Starts at 60 Writers

The Starts at 60 writers team seek out interesting topics and write them especially for you.

  1. As obese grandparents who have never succeeded to tame our weight despite valiant effort over the years, we will be very mindful of this when our future grandchildren visit. The greatest gift is love and it is not love to feed their little bodies unhealthy food. A mango cheek is a great treat. Doesnt need hard sell either!!

    1 REPLY
    • it definitely is not too much.. carbohydrates or sugars are baddies then big hereditary influence.
      Try to stop pasta bread of any sort and use no more than 2 teaspoon of rice bran margarine per day for just 2 weeks!
      Lots of greens for 2 days out of 7 to clear liver from toxins.
      ( all green alkaline detox meal: smashed mint peas, green shoots, bean shoots , aspagras, lettuce with vinaigrette.
      Stay close to loo the next day.
      More protein and salad.

  2. No I don’t think I spoil my grandkids I don’t see them that often so if I want to give them that’s I do that’s me

  3. Yes we are!! Our children are spoiled! when they are adults, they will have these expectations… 🙁 Most have things, before healthy relationships.

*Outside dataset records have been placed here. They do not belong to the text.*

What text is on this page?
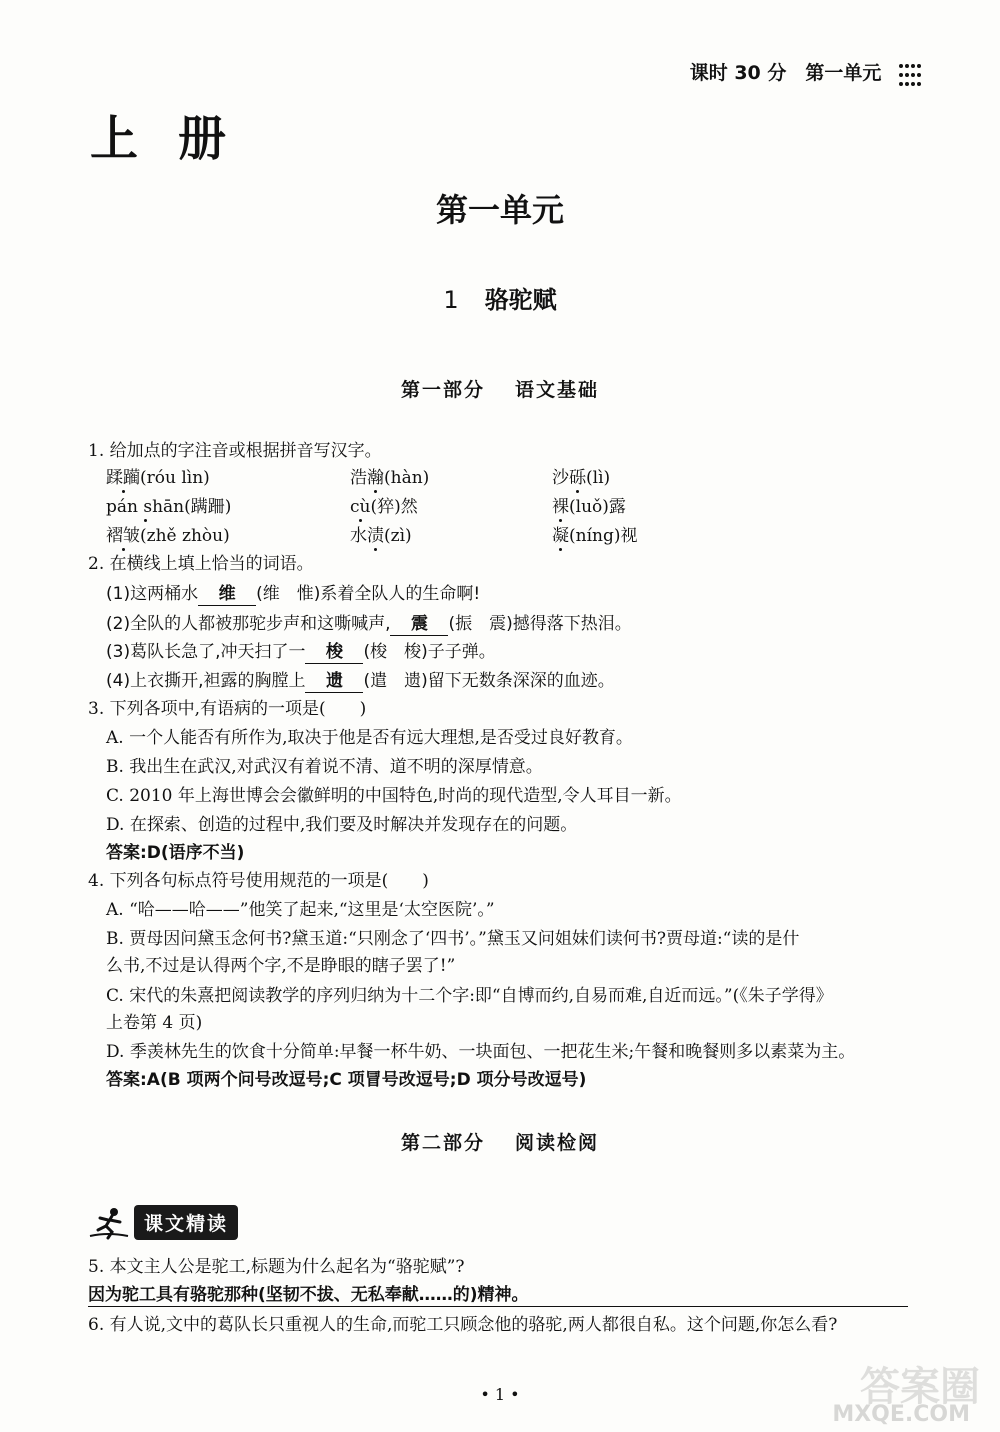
课时 30 分　第一单元

上册
第一单元
1 骆驼赋
第一部分 语文基础
1. 给加点的字注音或根据拼音写汉字。
蹂躏(róu lìn)	浩瀚(hàn)	沙砾(lì)
pán shān(蹒跚)	cù(猝)然	裸(luǒ)露
褶皱(zhě zhòu)	水渍(zì)	凝(níng)视
2. 在横线上填上恰当的词语。
(1)这两桶水 维 (维　惟)系着全队人的生命啊!
(2)全队的人都被那驼步声和这嘶喊声, 震 (振　震)撼得落下热泪。
(3)葛队长急了,冲天扫了一 梭 (梭　梭)子子弹。
(4)上衣撕开,袒露的胸膛上 遗 (遣　遗)留下无数条深深的血迹。
3. 下列各项中,有语病的一项是(　　)
A. 一个人能否有所作为,取决于他是否有远大理想,是否受过良好教育。
B. 我出生在武汉,对武汉有着说不清、道不明的深厚情意。
C. 2010 年上海世博会会徽鲜明的中国特色,时尚的现代造型,令人耳目一新。
D. 在探索、创造的过程中,我们要及时解决并发现存在的问题。
答案:D(语序不当)
4. 下列各句标点符号使用规范的一项是(　　)
A. “哈——哈——”他笑了起来,“这里是‘太空医院’。”
B. 贾母因问黛玉念何书?黛玉道:“只刚念了‘四书’。”黛玉又问姐妹们读何书?贾母道:“读的是什
么书,不过是认得两个字,不是睁眼的瞎子罢了!”
C. 宋代的朱熹把阅读教学的序列归纳为十二个字:即“自博而约,自易而难,自近而远。”(《朱子学得》
上卷第 4 页)
D. 季羡林先生的饮食十分简单:早餐一杯牛奶、一块面包、一把花生米;午餐和晚餐则多以素菜为主。
答案:A(B 项两个问号改逗号;C 项冒号改逗号;D 项分号改逗号)
第二部分 阅读检阅
课文精读
5. 本文主人公是驼工,标题为什么起名为“骆驼赋”?
因为驼工具有骆驼那种(坚韧不拔、无私奉献……的)精神。
6. 有人说,文中的葛队长只重视人的生命,而驼工只顾念他的骆驼,两人都很自私。这个问题,你怎么看?
• 1 •	答案圈
MXQE.COM
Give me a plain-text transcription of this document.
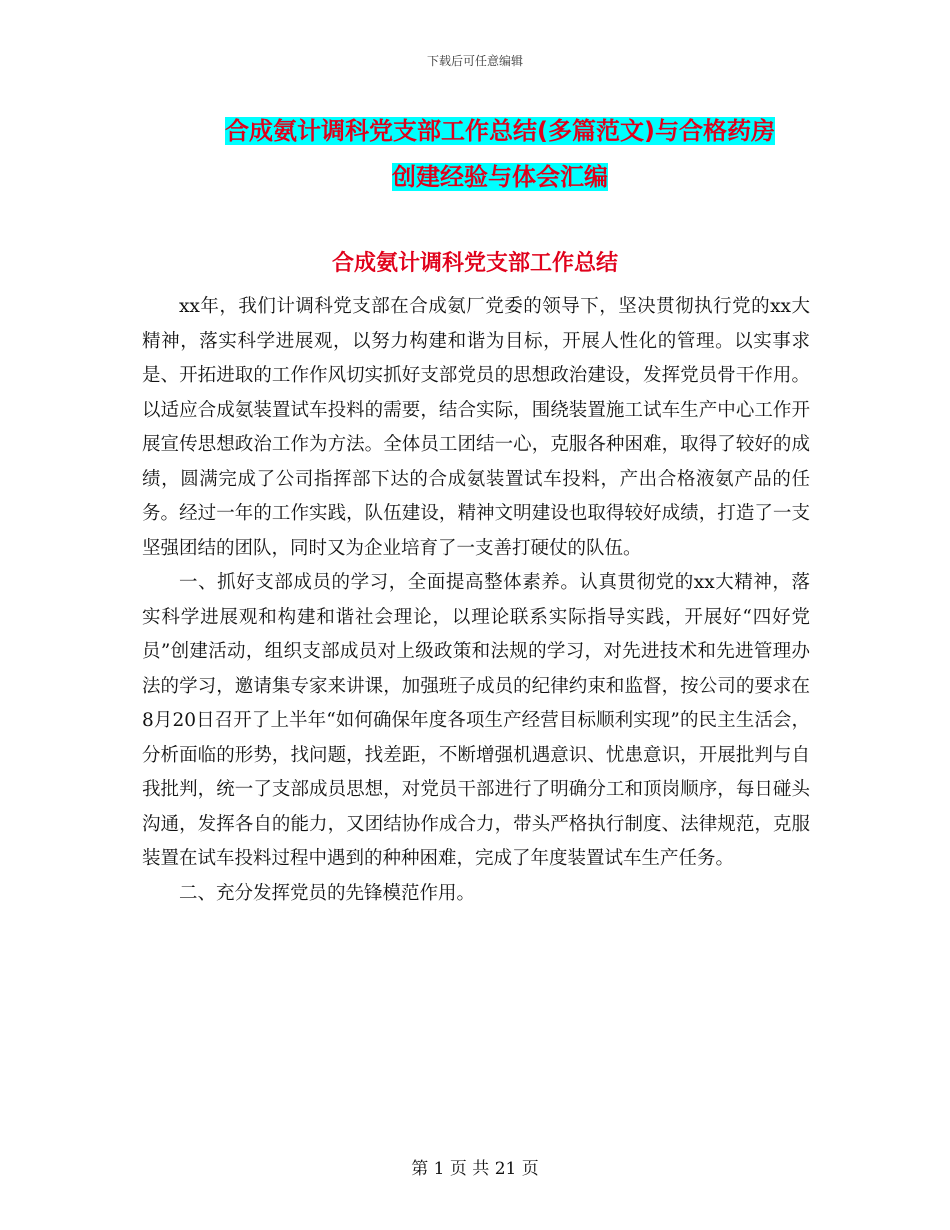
下载后可任意编辑
合成氨计调科党支部工作总结(多篇范文)与合格药房
创建经验与体会汇编
合成氨计调科党支部工作总结

xx年，我们计调科党支部在合成氨厂党委的领导下，坚决贯彻执行党的xx大精神，落实科学进展观，以努力构建和谐为目标，开展人性化的管理。以实事求是、开拓进取的工作作风切实抓好支部党员的思想政治建设，发挥党员骨干作用。以适应合成氨装置试车投料的需要，结合实际，围绕装置施工试车生产中心工作开展宣传思想政治工作为方法。全体员工团结一心，克服各种困难，取得了较好的成绩，圆满完成了公司指挥部下达的合成氨装置试车投料，产出合格液氨产品的任务。经过一年的工作实践，队伍建设，精神文明建设也取得较好成绩，打造了一支坚强团结的团队，同时又为企业培育了一支善打硬仗的队伍。

一、抓好支部成员的学习，全面提高整体素养。认真贯彻党的xx大精神，落实科学进展观和构建和谐社会理论，以理论联系实际指导实践，开展好“四好党员”创建活动，组织支部成员对上级政策和法规的学习，对先进技术和先进管理办法的学习，邀请集专家来讲课，加强班子成员的纪律约束和监督，按公司的要求在8月20日召开了上半年“如何确保年度各项生产经营目标顺利实现”的民主生活会，分析面临的形势，找问题，找差距，不断增强机遇意识、忧患意识，开展批判与自我批判，统一了支部成员思想，对党员干部进行了明确分工和顶岗顺序，每日碰头沟通，发挥各自的能力，又团结协作成合力，带头严格执行制度、法律规范，克服装置在试车投料过程中遇到的种种困难，完成了年度装置试车生产任务。

二、充分发挥党员的先锋模范作用。

第 1 页 共 21 页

It shows in our culture and society:(

  4. My mother buys lots of treats for her younger grandchildren who come to her place after school. It concerns me how much sugar is involved. It seems like she wants to buy their affection and ensure they want to be there with food. Wevy tried to talk to her about buying healthy snacks but it doesn’t seem to sink in. Recently she has made a box of colouring in stuff which is good but its a battle for her to wrap her head around. I wouldn’t say they hzve an obesity problem but all that unhealthy food has to have some negitve effects.

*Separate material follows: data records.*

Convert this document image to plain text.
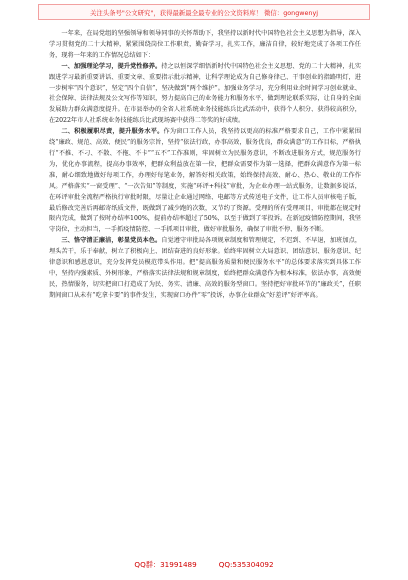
关注头条号"公文研究"，获得最新最全最专业的公文资料库！ 微信：gongwenyj

一年来，在局党组的坚强领导和领导同事的关怀帮助下，我坚持以新时代中国特色社会主义思想为指导，深入学习贯彻党的二十大精神，紧紧围绕岗位工作职责，勤奋学习，扎实工作，廉洁自律，较好地完成了各项工作任务，现将一年来的工作情况总结如下：

一、加强理论学习，提升党性修养。持之以恒深学细悟新时代中国特色社会主义思想、党的二十大精神，扎实跟进学习最新重要讲话、重要文章、重要指示批示精神，让科学理论成为自己修身律己、干事创业的指路明灯，进一步树牢“四个意识”，坚定“四个自信”，坚决做到“两个维护”。加强业务学习，充分利用业余时间学习创业就业、社会保障、法律法规及公文写作等知识，努力提高自己的业务能力和服务水平，做到理论联系实际，让自身的全面发展助力群众满意度提升。在市县举办的全省人社系统业务技能练兵比武活动中，获得个人积分、获得较高积分，在2022年市人社系统业务技能练兵比武现场赛中获得二等奖的好成绩。

二、积极履职尽责，提升服务水平。作为窗口工作人员，我坚持以更高的标准严格要求自己，工作中紧紧围绕“廉政、规范、高效、便民”的服务宗旨，坚持“依法行政，办事高效，服务优良，群众满意”的工作目标，严格执行“不推、不刁、不散、不拖、不卡”“五不”工作准则，牢固树立为民服务意识，不断改进服务方式，规范服务行为，优化办事流程，提高办事效率，把群众利益放在第一位，把群众需要作为第一选择，把群众满意作为第一标准，耐心细致地做好每项工作，办理好每笔业务，解答好相关政策，始终保持高效、耐心、热心、敬业的工作作风。严格落实“一窗受理”、“一次告知”等制度，实施“环评+科技”审批，为企业办理一站式服务，让数据多说话，在环评审批全流程严格执行审批时限，尽量让企业通过网络、电邮等方式传送电子文件，让工作人员审核电子版，最后修改完善后再邮寄纸质文件，既做到了减少跑的次数，又节约了资源。受理的所有受理项目，审批都在规定时限内完成，做到了按时办结率100%，提前办结率超过了50%，以至于做到了零投诉。在新冠疫情防控期间，我坚守岗位，主动担当，一手抓疫情防控、一手抓项目审批，做好审批服务，确保了审批不停、服务不断。

三、恪守清正廉洁，彰显党员本色。自觉遵守审批局各项规章制度和管理规定，不迟到、不早退，加班加点，埋头苦干，乐于奉献，树立了积极向上、团结奋进的良好形象。始终牢固树立大局意识、团结意识、服务意识、纪律意识和感恩意识，充分发挥党员模范带头作用。把“提高服务质量和便民服务水平”的总体要求落实到具体工作中，坚持内强素质、外树形象，严格落实法律法规和规章制度，始终把群众满意作为根本标准，依法办事，高效便民，热情服务，切实把窗口打造成了为民、务实、清廉、高效的服务型窗口。坚持把好审批环节的“廉政关”，任职期间窗口从未有“吃拿卡要”的事件发生，实现窗口办件“零”投诉，办事企业群众“好差评”好评率高。

QQ群：31991489	QQ:535304092
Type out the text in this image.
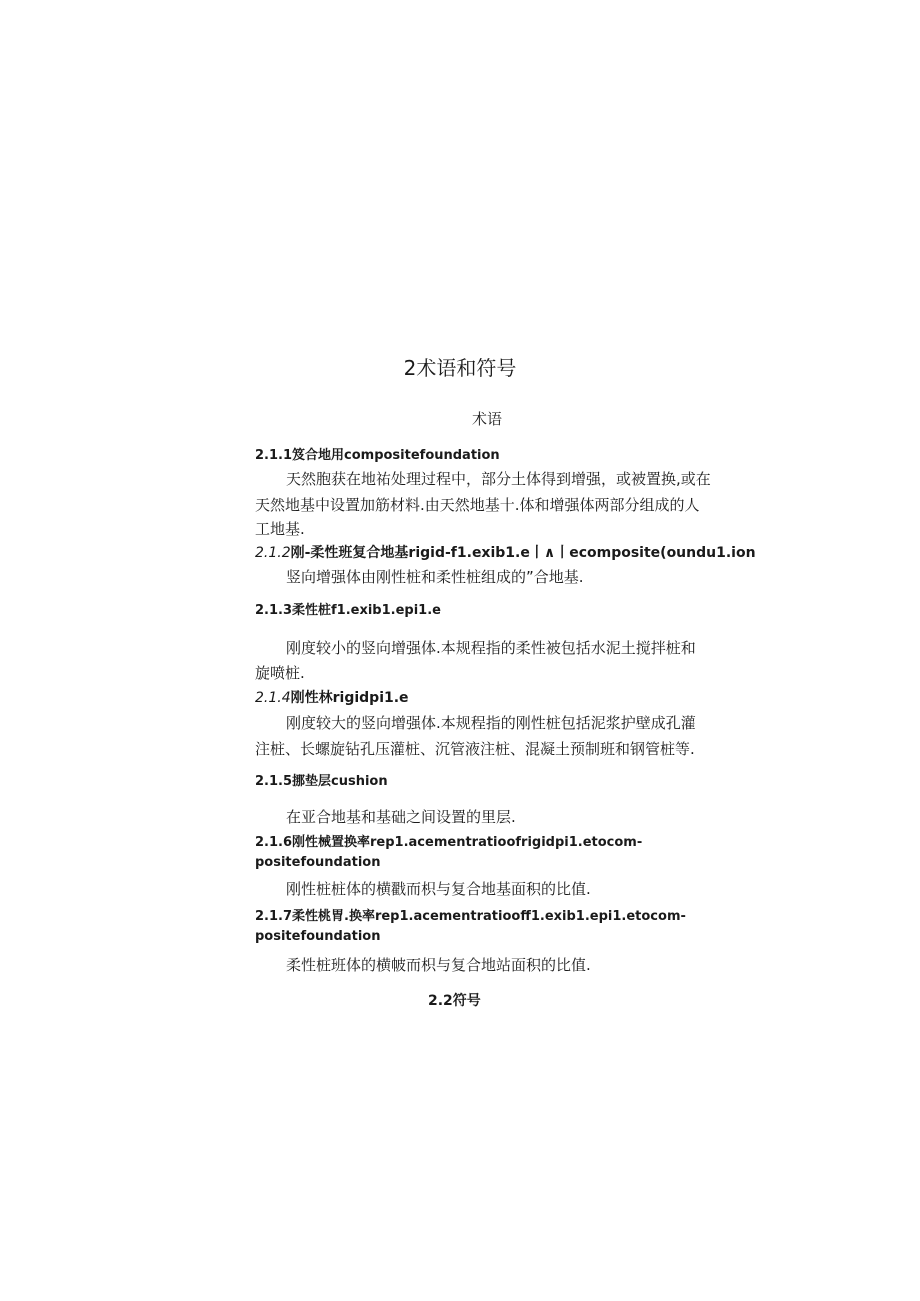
2术语和符号
术语
2.1.1笈合地用compositefoundation
天然胞获在地祐处理过程中，部分土体得到增强，或被置换,或在
天然地基中设置加筋材料.由天然地基十.体和增强体两部分组成的人
工地基.
2.1.2刚-柔性班复合地基rigid-f1.exib1.e丨∧丨ecomposite(oundu1.ion
竖向增强体由刚性桩和柔性桩组成的”合地基.
2.1.3柔性桩f1.exib1.epi1.e
刚度较小的竖向增强体.本规程指的柔性被包括水泥土搅拌桩和
旋喷桩.
2.1.4刚性林rigidpi1.e
刚度较大的竖向增强体.本规程指的刚性桩包括泥浆护壁成孔灌
注桩、长螺旋钻孔压灌桩、沉管液注桩、混凝土预制班和钢管桩等.
2.1.5挪垫层cushion
在亚合地基和基础之间设置的里层.
2.1.6刚性械置换率rep1.acementratioofrigidpi1.etocom-
positefoundation
刚性桩桩体的横戳而枳与复合地基面积的比值.
2.1.7柔性桃胃.换率rep1.acementratiooff1.exib1.epi1.etocom-
positefoundation
柔性桩班体的横帔而枳与复合地站面积的比值.
2.2符号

  5. Not a problem with our grandkids who have a good healthy diet and also love their fruit. Plus they’re active, though our boy will tend to sit more than our girl, given half a chance. He’s so laid back compared to her.

  6. As a step grandmother, I spoil my hubby’s grandkids rotten. We see them so seldom that when we do it is “butt out, Mum and Dad”. All 4 have very good diets at home and love all the good stuff, but when they visit us they can have whatever treats they want…in moderation.

    2 REPLY
  7. Of course we feed the Grandkids treats but as I also take them out for Hugh stints at the park pools ect they burn off more then I give them.Spend 6 hours at pool with slides ect and they barely stop too draw breath. When with me we are very active they climb trees surf do lots and the have to eat fruit and healthy stuff as well.

  8. Then there is the other side of the coin. My niece and her husband are the epitome of helicopter parents. The kids, now 8 & 6 yrs had never spent an hour without a parent present until they went to school. No sleepovers with nan & pop, no treats that are not “healthy” from anyone, no toys or games that have even the slightest potential to bruise them let alone any serious injury. Neither child can ride a bike, even with training wheels. My dad always had a lolly or two in his pocket when he visited my nieces and nephews, and my brother wanted to carry on the tradition, but his daughter has prevented most of his joy of being a grandparent away. So sad.

    4 REPLY
  9. It’s fine provided it is mixed with sound values of how to be a good person, being polite, answering questions fully. Helping the elderly, etc. I just love to see and hear polite children. I meet many of them on my morning walk who say good morning, stand aside to let me pass when they are on their way to and from school. I’m sure they have plenty on their minds especially when with their peers. So nice to experience.

  10. The problem is that sweet foods and drinks are considered treats. There are other ways to treat the grandkids. When my grandkids are with me I get them to draw up food menus for their stay. Then we find the recipes and go shopping for ingredients. Then they help with the cooking. The other list we make up is what they’d like to do each day. There’s no need for lollies and cans of drink to ensure enjoyment.

  11. I love my grandchildren to bits ,now most of them are older and school holidays is my time to catch up and yes In my home it is grans rules, they go home back to there various stricter home routines refreshed ready to start a new school term and their parents rules.